Monday 16 July 2012

Navy doctor let kids hold dead Marine’s brain


A Navy pathologist has been reassigned to an administrative position for letting his children handle the brain of a deceased Marine Corps sergeant while his wife took pictures in their home.

Cmdr. Mark Shelly, a doctor of osteopathic medicine, admitted to the Virginia Board of Medicine to mishandling the deceased Marine’s brain while it was transported from Camp Lejeune, N.C., to Portsmouth Naval Hospital, board records show. When the military learned of it, Shelly was moved to a position at Portsmouth where he no longer performs autopsies. The medical board fined him $2,500 on June 28 and closed the case Tuesday after he paid the fine.

Shelly could not be reached for comment, but in a letter to the board he said he used “extremely poor” judgment.

Shelly was a regional medical examiner and would travel to different medical facilities to perform autopsies, a position that allowed for examinations without having to ship a person’s entire remains, said Paul Stone, a spokesman for the Armed Forces Medical Examiner’s Office at Dover Air Base, Del.

According to the board’s summary of the incident, after performing a Dec. 20 autopsy on the sergeant at Naval Hospital Camp Lejune, Shelly transported the sergeant’s brain in a “stock jar” to his home. While there, he took the brain out of the jar, and allowed his children to hold it while his wife took pictures.
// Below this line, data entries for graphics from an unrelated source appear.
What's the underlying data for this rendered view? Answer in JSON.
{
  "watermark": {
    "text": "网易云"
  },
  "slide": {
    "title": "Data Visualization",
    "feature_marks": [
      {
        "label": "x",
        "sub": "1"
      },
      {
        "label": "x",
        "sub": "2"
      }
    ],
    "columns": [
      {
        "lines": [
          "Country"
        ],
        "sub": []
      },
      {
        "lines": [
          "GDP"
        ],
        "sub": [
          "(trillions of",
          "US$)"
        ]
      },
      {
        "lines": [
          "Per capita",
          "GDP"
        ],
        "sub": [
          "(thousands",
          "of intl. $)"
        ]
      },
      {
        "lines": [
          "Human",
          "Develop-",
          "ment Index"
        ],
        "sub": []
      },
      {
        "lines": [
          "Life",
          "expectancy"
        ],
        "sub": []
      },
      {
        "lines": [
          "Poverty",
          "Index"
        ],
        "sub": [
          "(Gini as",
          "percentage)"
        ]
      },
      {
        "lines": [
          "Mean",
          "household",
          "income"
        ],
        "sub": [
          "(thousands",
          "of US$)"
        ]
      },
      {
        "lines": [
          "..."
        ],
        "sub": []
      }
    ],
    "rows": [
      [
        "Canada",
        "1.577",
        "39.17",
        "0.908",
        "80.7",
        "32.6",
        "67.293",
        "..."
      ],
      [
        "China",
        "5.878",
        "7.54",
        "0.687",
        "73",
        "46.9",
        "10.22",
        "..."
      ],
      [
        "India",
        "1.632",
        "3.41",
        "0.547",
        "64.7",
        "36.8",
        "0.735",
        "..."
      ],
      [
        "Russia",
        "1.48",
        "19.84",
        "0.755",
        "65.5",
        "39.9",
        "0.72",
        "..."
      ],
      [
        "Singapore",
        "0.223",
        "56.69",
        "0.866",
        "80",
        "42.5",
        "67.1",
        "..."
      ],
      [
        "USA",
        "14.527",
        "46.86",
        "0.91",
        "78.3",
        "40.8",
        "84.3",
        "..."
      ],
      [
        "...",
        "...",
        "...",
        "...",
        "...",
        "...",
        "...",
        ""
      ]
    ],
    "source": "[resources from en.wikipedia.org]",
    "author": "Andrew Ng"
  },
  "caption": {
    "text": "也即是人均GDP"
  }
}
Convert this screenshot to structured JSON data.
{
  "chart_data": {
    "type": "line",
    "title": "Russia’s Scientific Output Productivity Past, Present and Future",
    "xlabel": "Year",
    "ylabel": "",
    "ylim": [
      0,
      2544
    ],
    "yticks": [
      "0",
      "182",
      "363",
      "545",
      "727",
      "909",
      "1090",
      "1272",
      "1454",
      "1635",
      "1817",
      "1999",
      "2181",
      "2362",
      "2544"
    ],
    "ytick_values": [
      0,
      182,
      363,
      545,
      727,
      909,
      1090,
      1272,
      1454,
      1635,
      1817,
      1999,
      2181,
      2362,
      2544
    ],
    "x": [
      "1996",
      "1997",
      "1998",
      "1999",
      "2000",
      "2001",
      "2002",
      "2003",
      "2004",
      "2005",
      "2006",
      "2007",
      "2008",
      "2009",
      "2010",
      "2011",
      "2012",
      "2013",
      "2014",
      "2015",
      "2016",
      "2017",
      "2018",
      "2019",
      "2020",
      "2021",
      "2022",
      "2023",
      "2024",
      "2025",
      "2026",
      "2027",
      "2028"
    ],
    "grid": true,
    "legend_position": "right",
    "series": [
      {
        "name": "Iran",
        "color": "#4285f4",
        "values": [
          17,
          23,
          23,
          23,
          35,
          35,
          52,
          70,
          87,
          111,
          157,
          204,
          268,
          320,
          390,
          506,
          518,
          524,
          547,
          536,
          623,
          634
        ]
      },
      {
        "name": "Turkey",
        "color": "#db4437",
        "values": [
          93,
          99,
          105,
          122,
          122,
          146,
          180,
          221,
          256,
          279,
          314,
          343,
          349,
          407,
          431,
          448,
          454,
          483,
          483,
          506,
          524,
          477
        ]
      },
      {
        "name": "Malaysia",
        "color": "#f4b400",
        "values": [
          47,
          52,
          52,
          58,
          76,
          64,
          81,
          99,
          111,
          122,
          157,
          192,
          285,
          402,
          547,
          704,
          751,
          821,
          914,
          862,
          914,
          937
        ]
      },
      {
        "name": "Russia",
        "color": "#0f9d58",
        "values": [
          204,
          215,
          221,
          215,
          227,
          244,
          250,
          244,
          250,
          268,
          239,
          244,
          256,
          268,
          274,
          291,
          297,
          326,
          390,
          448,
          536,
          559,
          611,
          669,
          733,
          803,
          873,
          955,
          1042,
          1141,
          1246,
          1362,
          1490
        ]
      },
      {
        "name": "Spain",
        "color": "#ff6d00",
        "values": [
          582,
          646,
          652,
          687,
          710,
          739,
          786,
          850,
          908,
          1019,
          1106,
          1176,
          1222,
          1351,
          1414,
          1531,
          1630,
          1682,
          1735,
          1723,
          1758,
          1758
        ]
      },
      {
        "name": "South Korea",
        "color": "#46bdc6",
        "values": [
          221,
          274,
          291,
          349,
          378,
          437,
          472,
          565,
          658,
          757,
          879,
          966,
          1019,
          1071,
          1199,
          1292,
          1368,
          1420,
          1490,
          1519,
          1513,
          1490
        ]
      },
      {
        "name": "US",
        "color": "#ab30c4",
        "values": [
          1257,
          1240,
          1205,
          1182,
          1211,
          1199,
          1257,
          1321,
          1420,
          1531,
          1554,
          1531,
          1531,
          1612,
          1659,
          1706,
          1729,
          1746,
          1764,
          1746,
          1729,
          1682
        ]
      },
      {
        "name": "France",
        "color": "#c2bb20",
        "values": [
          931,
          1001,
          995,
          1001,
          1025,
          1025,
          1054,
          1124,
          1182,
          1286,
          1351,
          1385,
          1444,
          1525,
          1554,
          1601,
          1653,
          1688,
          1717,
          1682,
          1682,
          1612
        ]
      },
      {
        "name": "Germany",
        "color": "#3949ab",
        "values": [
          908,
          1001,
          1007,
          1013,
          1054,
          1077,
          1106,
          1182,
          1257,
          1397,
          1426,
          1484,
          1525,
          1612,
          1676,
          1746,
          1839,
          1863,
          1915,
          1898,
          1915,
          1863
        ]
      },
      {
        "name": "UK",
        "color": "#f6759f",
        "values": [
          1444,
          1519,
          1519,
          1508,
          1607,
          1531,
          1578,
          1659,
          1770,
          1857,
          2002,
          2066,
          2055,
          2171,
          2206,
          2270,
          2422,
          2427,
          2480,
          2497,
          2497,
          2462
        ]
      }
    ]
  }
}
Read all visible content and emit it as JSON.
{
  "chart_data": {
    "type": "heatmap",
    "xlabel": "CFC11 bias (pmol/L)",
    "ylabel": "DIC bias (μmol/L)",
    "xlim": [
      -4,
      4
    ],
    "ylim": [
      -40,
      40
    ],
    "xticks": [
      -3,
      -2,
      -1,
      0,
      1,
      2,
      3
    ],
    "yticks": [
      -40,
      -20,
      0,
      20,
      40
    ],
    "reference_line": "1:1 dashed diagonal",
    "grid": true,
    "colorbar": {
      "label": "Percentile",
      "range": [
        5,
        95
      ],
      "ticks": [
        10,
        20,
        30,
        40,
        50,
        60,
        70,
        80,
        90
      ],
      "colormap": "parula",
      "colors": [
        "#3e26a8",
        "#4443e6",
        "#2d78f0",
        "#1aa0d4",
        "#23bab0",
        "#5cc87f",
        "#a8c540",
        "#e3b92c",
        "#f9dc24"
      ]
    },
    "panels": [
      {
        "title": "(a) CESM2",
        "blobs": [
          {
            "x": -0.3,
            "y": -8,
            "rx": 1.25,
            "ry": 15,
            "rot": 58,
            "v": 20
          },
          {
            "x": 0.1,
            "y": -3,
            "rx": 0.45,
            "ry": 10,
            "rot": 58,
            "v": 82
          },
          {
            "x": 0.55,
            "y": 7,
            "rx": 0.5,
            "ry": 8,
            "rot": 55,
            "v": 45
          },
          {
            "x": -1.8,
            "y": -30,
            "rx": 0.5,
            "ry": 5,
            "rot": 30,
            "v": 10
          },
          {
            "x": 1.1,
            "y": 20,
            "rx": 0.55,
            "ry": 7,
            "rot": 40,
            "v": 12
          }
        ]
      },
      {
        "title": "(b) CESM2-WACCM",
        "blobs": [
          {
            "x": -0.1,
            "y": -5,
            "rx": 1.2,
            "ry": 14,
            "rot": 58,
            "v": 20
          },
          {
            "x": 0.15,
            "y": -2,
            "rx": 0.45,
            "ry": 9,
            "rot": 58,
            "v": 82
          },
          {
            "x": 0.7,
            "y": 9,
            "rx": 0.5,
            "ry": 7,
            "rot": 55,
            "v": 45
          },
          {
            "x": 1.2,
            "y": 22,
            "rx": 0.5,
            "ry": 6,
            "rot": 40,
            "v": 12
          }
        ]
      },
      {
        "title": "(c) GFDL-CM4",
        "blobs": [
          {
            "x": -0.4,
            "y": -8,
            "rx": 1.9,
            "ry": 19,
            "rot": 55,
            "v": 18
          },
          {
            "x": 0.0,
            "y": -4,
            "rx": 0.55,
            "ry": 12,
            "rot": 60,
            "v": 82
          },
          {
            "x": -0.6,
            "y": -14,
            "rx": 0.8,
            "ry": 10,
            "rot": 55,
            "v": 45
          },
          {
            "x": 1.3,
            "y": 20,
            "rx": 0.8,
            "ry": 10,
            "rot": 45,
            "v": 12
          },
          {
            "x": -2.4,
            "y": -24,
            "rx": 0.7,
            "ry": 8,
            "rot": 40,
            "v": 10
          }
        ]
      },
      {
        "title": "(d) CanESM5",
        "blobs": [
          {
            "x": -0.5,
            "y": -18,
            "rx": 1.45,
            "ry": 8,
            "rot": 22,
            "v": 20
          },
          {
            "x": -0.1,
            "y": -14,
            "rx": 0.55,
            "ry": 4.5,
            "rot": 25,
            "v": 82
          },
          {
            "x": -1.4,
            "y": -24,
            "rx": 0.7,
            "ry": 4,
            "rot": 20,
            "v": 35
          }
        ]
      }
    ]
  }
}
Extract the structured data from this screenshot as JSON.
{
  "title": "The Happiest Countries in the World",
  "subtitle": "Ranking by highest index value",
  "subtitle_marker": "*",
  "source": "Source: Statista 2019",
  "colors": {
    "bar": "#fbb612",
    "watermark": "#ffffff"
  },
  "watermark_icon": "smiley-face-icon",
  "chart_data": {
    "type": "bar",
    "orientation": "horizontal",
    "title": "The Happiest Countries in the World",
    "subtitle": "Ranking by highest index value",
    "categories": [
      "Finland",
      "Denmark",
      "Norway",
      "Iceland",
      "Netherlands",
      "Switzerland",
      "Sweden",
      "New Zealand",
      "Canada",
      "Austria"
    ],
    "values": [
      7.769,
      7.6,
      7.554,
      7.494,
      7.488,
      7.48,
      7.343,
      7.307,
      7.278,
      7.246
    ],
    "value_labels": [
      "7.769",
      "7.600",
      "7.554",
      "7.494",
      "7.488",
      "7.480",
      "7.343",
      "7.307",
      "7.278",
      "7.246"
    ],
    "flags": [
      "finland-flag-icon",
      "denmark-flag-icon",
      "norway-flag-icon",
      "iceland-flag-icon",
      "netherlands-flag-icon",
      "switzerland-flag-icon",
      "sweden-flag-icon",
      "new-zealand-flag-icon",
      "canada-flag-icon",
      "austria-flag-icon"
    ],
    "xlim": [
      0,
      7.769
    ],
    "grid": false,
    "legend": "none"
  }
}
The next day, he took the brain to Portsmouth to be preserved for a neuropathological exam.

Stone said the exam was necessary because no obvious cause of death had been discovered.

A pathologist at Portsmouth said the incident at Shelly’s home did not impact his ability to determine the cause of death, board records said.

Navy officials agreed that Shelly’s actions were inappropriate.

“We strive to treat all of our patients, living and deceased, and their families, with the utmost dignity and respect,” said Capt. Dora Lockwood, a spokeswoman for the Navy Bureau of Medicine and Surgery.

Besides the fine, Shelly was fired Jan. 19 from his position as a medical examiner for the Tidewater, Va., region, a job he held in addition to his career with the Navy. He hadn’t told the service about his other employment, board records show.

The state licensing board learned about the incident Jan. 17 from an anonymous tip, a Navy official said. Stone said Shelly told the chief medical examiner at Dover what had happened after the board informed him of the allegations. The medical examiner suspended Shelly and visited the Marine’s family to tell them what had happened.

Medical personnel had been allowed to transport human specimens stored in a proper container between locations and were allowed to make stops along the way, but those rules were changed Jan. 20. It’s unclear if this incident prompted the new rules.